In Polen gewann der Heilige Stuhl mit Lech Walesa einen Volksverführer par Excellence, der es mit jedem Ablasshändler des Mittelalters aufnehmen konnte. Ob die Anschuldigungen gegen ihn, er habe insgeheim auch mit den Geheimdiensten der Volksrepublik zusammengearbeitet und Spitzeldienste geleistet, zutreffen, lässt sich kaum beurteilen. Und ob die Vorwürfe des Historikers Pawel Zyzak zutreffen, der Solidarnosc-Gründer und vorgebliche Arbeiterführer sei ein Dorfraufbold gewesen und habe auch vor antireligiösen Ausfällen nicht zurückgeschreckt, sei dahingestellt, ebenso, ob sie dem Vatikan über seinen stets bestens informierten Geheimdienst Pro Deo bekannt waren. Von einer Zusammenarbeit hätten sie den polnischen Papst kaum abgehalten, hatte sich dieser doch auch sonst mit das Tageslicht scheuenden Gestalten zusammengetan, wenn es denn um den Kampf gegen den Kommunismus ging. [8]

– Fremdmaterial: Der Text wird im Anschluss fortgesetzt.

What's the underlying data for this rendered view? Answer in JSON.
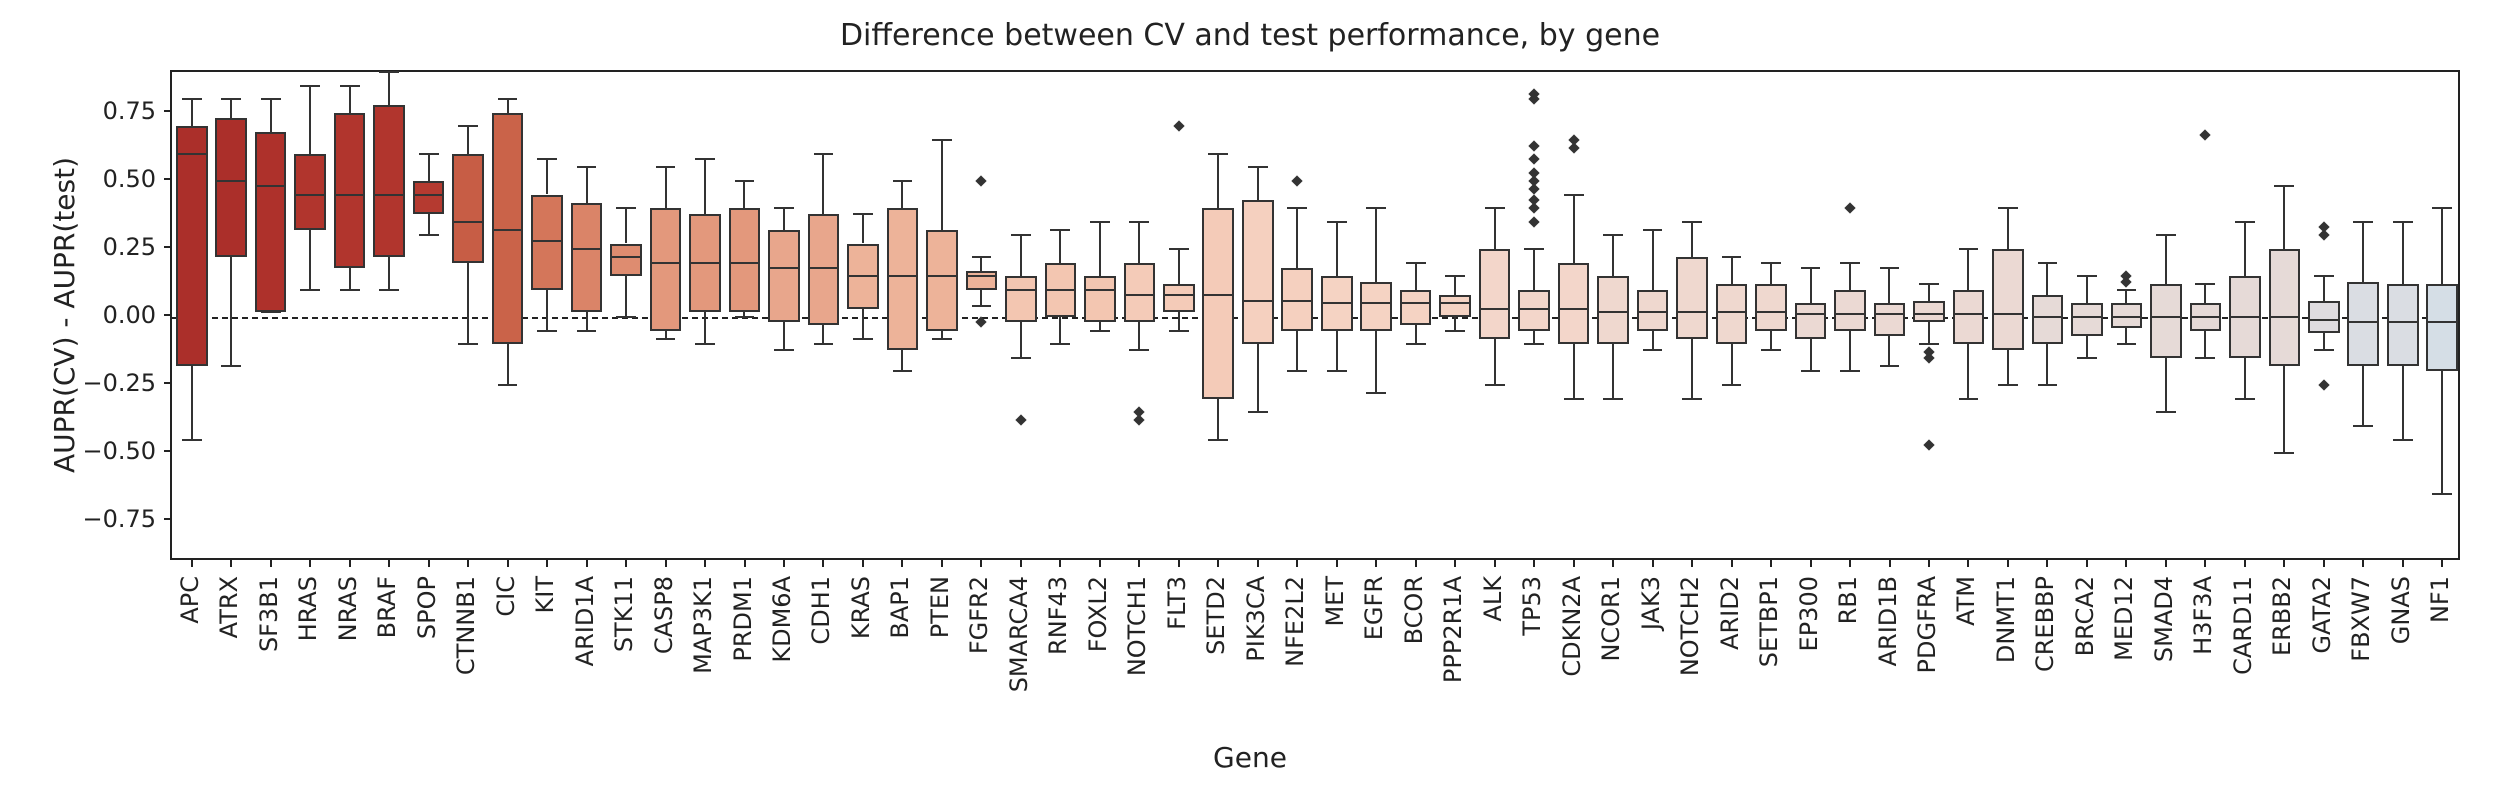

Ein wichtiger Bereich der Zusammenarbeit von Vatikan und USA wurde neben der politischen die materielle und direkte finanzielle Hilfe für die Solidarnosc. Gelder, welche die USA bereitstellten, liefen über den Chef der Vatikanbank IOR, Erzbischof Marcinkus. Wojtyla soll seinen Status als Staatsoberhaupt dazu genutzt haben, bei Reisen nach Polen Gelder in seinem Diplomatengepäck zu befördern. Wie E. R. Carmin in seinem Buch "Das schwarze Reich" meint, werde die finanzielle Hilfe, die Wojtyla selbst der Solidarnosc für ihre Untergrundarbeit zukommen ließ, auf weit über 100 Millionen Dollar geschätzt. In deren Finanzierung war auch das Mitglied der faschistischen Putschistenloge P2, Roberto Calvi, Präsident der italienischen Ambrosiano-Bank und außerdem Finanzmanager des Vatikans, einbezogen. Laut Calvi selbst soll die Finanzhilfe mehr als eine Mrd. US-Dollar betragen haben. [9] Der nach dem Bankrott seiner Bank nach London geflohene Calvi habe gedroht, die Verwicklung des Papstes persönlich zur Sprache zu bringen, wenn die Ermittlungen gegen ihn nicht eingestellt würden. Danach wurde er per Selbstmord umgebracht. [10]


Audienz für CIA-Agenten

Bei der Solidarnosc setzten die CIA und Pro Deo einen ihrer erfahrensten Agenten, Corrado Simioni, ein. Im Mordkomplott gegen Moro hatte er, wie bei den Untersuchungen der hierfür eingerichteten italienischen Parlamentskommission bekannt wurde, als Anstifter (Einflussagent) eine entscheidende Rolle gespielt. Durch Berichte des Corriere della Sera und des Espresso wurde im März 1993 bekannt, dass Johannes Paul II. den Agenten fünf Monate vorher in Privataudienz empfangen hatte, begleitet von dem führenden Pro-Deo-Mann Abbé Pierre. [11] Der frühere KPdSU-Generalsekretär, Michail Gorbatschow, bestätigte anerkennend, dass "alles, was sich in den letzten Jahren in Osteuropa ereignete, ohne die Anstrengungen des Papstes und die enorme auch politische Rolle, die er in der ganzen Welt gespielt hat, unmöglich hätte geschehen können." [12] Gorbatschow stellte im Juni 2000 in Turin auch zusammen mit dem mehrmaligen Ministerpräsidenten linker Zentrumsregierungen, dem Christdemokraten Romano Prodi, die Memoiren "Das Martyrium der Geduld, der Heilige Stuhl und die kommunistischen Länder (1963-1989)" des inzwischen verstorbenen Kardinalstaatssekretärs Casaroli, eines Mitarbeiters am Zerfall des Ostblocks, vor. [13]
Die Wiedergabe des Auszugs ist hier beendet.